In due course “Cobbler” Horn, Miss Jemima, the young secretary, Tommy Dudgeon—to whom had been given a very pressing invitation to join the party,—and Mr. Durnford, alighted from the train at the station which served for Daisy Lane, and were met by Mr. Gray.
“Well, Mr. Gray,” said “the Golden Shoemaker,” who was in a buoyant, and almost boisterous mood, “How are things looking?”
“Everything promises well, sir,” replied the agent, who was beaming with pleasure. “The arrangements are all complete; and everybody will be there—that is, with the exception of the vicar. Save his refusal to be present, there has not, thus far, been a single hitch.”
“I wish,” said “Cobbler” Horn, “that we could have got the poor man to come—for his own sake, I mean.”
“Yes, sir; he will do himself no good. It’s well they’re not all like that.”
Mr. Gray had brought his own dog-cart for the gentlemen; and he had provided for the ladies a comfortable basket-carriage, of which his son, a lad of fifteen, had charge. The dog-cart was a very different equipage from the miserable turn-out with which the agent had met his employer on the occasion of his first visit. Everything was of the best—the highly-finished trap, the shining harness, the dashing horse; and “Cobbler” Horn was thankful to mark the honest pride with which the agent handled the reins.

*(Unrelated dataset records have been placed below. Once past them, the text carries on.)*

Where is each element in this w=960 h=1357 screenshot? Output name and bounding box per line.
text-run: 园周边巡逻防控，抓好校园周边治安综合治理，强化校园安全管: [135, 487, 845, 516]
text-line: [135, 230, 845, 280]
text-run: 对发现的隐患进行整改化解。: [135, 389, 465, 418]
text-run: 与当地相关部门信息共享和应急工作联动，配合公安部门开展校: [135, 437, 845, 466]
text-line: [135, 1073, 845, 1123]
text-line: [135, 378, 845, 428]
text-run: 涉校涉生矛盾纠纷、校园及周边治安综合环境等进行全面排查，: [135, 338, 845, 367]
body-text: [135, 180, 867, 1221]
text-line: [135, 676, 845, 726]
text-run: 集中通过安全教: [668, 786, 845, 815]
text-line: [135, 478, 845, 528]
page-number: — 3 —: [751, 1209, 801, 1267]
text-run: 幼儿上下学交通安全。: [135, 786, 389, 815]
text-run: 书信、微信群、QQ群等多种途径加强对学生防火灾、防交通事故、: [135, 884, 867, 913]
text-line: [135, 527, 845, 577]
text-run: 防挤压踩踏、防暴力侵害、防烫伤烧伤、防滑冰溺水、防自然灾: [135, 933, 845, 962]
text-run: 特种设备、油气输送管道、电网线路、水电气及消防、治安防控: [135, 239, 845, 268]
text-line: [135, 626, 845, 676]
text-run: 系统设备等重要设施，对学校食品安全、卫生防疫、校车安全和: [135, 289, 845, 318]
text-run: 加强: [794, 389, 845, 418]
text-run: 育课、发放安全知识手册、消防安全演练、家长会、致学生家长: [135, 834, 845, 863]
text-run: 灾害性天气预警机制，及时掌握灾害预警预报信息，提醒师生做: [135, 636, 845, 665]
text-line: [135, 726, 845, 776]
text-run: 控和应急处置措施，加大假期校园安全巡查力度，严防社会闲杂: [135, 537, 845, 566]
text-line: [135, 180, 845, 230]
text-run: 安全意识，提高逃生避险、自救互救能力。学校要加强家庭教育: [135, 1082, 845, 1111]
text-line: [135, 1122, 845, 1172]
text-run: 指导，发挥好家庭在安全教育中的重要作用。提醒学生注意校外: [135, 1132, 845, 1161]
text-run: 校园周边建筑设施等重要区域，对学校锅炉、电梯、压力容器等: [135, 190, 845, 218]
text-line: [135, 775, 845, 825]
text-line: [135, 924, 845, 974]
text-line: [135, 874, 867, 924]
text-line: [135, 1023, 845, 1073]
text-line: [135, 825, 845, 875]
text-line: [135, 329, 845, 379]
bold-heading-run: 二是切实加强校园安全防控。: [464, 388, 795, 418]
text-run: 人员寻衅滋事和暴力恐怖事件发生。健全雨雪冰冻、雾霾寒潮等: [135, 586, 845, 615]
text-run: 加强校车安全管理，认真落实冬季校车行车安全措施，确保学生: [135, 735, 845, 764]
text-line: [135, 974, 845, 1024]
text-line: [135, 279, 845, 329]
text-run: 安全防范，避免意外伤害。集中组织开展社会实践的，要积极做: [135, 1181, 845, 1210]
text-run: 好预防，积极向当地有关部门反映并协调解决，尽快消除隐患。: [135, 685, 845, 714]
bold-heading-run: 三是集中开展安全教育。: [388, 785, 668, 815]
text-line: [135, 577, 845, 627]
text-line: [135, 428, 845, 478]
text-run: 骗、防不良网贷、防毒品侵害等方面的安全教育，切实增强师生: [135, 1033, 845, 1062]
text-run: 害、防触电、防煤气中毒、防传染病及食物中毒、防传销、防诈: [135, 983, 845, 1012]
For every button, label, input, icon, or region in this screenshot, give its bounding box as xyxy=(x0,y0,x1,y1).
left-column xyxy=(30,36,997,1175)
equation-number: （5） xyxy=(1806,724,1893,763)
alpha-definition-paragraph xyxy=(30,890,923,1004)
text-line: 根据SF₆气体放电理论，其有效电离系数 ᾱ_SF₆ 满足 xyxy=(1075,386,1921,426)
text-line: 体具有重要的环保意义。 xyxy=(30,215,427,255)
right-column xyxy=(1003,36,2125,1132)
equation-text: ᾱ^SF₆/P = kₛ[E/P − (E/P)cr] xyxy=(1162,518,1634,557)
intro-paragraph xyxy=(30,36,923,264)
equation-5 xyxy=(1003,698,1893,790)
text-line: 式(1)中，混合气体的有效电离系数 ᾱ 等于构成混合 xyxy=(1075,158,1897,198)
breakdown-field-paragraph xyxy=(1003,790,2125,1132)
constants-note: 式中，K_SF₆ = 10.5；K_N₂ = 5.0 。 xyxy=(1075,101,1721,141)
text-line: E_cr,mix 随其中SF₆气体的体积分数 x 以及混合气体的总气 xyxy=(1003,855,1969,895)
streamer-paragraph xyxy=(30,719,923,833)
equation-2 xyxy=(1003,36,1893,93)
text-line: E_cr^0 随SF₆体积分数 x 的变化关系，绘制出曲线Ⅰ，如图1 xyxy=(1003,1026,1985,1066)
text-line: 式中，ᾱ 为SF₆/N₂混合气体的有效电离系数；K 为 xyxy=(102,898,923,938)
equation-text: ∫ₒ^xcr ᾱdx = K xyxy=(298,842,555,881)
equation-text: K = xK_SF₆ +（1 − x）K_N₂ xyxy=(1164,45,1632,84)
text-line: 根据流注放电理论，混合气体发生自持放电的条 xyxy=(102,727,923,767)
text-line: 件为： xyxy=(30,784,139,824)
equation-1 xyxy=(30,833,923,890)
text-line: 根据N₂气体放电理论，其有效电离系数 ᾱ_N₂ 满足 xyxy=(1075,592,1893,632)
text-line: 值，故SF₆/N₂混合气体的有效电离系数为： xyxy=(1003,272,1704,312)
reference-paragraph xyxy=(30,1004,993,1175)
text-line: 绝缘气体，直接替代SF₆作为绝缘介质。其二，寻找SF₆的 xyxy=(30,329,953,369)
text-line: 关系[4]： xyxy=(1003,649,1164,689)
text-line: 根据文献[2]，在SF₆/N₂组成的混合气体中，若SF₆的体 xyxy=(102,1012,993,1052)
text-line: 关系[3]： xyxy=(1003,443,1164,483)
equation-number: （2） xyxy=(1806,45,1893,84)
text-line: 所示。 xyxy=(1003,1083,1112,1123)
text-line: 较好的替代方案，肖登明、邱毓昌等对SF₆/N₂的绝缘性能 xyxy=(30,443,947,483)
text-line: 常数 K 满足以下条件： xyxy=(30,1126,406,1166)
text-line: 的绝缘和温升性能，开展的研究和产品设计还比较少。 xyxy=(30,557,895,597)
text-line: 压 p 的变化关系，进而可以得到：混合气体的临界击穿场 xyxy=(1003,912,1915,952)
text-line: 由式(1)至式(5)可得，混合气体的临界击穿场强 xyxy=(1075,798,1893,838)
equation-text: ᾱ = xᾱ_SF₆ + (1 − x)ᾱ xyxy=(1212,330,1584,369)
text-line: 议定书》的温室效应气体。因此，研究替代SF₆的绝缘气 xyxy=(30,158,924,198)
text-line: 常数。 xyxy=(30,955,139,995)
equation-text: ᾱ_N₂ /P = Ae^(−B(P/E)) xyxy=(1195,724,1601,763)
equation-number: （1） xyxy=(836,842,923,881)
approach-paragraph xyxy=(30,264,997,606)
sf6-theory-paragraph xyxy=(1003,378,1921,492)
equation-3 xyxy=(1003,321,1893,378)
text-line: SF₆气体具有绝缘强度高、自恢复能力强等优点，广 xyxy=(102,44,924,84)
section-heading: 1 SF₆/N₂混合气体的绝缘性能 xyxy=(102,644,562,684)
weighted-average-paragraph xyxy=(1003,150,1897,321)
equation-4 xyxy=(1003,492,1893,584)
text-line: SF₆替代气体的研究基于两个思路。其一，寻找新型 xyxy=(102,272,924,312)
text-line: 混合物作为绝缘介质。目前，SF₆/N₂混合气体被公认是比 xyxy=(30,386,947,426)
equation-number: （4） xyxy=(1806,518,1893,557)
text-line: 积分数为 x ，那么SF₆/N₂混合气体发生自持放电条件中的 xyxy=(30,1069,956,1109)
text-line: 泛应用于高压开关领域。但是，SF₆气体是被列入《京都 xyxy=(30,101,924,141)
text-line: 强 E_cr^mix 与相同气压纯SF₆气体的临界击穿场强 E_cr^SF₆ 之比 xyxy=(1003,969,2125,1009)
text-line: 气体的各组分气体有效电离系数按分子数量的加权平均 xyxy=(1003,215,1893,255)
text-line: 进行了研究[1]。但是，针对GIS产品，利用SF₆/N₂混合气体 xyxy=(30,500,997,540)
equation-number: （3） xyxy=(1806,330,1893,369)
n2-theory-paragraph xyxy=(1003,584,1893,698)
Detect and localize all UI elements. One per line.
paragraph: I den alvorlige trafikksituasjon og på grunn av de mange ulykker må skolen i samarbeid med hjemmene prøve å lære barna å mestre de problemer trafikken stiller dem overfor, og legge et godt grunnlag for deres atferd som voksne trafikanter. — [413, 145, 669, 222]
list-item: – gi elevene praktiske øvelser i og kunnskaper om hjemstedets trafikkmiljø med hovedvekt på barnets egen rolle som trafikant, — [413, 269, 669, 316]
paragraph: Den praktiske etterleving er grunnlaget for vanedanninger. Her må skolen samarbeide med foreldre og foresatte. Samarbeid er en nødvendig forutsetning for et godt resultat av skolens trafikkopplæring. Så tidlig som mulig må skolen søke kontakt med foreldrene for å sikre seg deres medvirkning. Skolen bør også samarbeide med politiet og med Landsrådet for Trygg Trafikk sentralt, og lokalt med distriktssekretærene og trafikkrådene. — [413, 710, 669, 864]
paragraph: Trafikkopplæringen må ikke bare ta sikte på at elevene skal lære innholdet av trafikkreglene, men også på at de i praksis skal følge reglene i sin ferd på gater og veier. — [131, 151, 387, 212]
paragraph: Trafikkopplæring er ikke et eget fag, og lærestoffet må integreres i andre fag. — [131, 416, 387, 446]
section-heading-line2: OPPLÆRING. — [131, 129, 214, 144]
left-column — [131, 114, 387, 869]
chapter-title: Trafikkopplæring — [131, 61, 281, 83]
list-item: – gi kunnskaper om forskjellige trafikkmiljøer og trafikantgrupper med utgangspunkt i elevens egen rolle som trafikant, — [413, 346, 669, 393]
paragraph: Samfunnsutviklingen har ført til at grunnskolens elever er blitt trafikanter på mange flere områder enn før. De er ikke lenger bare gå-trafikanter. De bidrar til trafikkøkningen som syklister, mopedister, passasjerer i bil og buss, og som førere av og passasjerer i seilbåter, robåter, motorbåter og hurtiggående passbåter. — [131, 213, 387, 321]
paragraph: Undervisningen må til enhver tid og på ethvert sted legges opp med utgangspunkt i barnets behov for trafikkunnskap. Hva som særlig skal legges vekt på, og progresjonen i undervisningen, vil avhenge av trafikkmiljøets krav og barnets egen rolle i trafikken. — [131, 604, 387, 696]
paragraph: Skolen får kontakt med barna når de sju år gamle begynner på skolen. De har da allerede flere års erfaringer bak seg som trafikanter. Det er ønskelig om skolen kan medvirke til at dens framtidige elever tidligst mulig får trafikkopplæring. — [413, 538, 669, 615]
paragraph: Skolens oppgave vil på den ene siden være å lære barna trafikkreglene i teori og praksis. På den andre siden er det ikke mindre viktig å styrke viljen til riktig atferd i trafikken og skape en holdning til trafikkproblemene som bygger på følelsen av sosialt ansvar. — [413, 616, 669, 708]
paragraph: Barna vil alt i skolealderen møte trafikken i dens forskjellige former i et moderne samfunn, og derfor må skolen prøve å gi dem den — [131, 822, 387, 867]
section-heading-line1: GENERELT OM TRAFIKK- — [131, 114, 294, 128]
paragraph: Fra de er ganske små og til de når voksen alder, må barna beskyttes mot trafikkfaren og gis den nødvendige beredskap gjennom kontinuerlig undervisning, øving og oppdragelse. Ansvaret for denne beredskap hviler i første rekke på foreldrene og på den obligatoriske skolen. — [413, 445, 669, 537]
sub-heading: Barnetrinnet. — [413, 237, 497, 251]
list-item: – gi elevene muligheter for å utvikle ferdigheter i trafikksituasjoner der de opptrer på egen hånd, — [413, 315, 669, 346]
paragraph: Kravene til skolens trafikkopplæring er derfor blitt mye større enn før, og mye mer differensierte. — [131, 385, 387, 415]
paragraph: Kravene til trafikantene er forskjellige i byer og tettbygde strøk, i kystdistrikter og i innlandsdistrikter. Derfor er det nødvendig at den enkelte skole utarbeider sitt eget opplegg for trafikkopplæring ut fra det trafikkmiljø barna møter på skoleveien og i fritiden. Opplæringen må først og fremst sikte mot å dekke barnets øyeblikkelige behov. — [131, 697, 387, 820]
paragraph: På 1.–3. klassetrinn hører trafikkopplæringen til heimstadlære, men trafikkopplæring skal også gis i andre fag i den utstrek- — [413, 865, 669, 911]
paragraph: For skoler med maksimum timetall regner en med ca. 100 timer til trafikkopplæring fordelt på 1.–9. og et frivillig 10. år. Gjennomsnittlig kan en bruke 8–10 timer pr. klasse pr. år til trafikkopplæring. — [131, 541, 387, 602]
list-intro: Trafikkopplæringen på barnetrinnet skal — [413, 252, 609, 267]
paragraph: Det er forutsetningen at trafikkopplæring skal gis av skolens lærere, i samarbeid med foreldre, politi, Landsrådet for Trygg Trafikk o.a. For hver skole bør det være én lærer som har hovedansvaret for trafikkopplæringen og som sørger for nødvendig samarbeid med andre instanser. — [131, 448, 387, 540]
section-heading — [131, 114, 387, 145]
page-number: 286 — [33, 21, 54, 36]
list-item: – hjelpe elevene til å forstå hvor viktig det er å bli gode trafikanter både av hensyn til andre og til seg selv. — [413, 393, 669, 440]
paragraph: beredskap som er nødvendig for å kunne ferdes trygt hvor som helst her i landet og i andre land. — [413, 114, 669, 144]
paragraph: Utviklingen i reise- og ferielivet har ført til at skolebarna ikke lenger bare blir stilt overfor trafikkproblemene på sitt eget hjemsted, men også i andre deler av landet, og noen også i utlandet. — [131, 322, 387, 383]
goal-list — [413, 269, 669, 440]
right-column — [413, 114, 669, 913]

A few minutes brought them to Daisy Lane. Here indeed was a change! An unstinted expenditure of money, the toil of innumerable workmen, and the tireless energy and ever-ready tact of Mr. Gray, had converted the place into a model village. Instead of dropsical and rotting hovels, neat and smiling cottages were seen on every side. The vicarage, and the one farm-house not included in the property of “Cobbler” Horn, which had, aforetime, by their respectability and good repair, aggravated the untidiness and dilapidation of the rest of the village, were now rendered almost shabby by the fresh beauty of the renovated property of “the Golden Shoemaker.”
On every hand there were signs of rejoicing. It was evidently a gala day at Daisy Lane. Over almost every garden gate there was an arch of flowers. Streamers and garlands were displayed at every convenient point. Such a quantity of bunting had never before fluttered in the breezes of Daisy Lane.
As they approached the farm-house which “Cobbler” Horn had inspected on the occasion of his first visit, their progress was stayed by the farmer himself, who was waiting for them at his gate, radiant and jovial, a farmer, as it seemed, without a grievance! He advanced into the road with uplifted hand, and Mr. Gray and his son reined in their horses. The farmer approached the side of the dog-cart.
“Let me have a shake of your fist, sir,” he said, seizing the hand of “the Golden Shoemaker.” “You’re a model landlord. No offence; but it’s hard to believe that you’re anyways related to that ’ere old skin-flint as was owner here afore you.”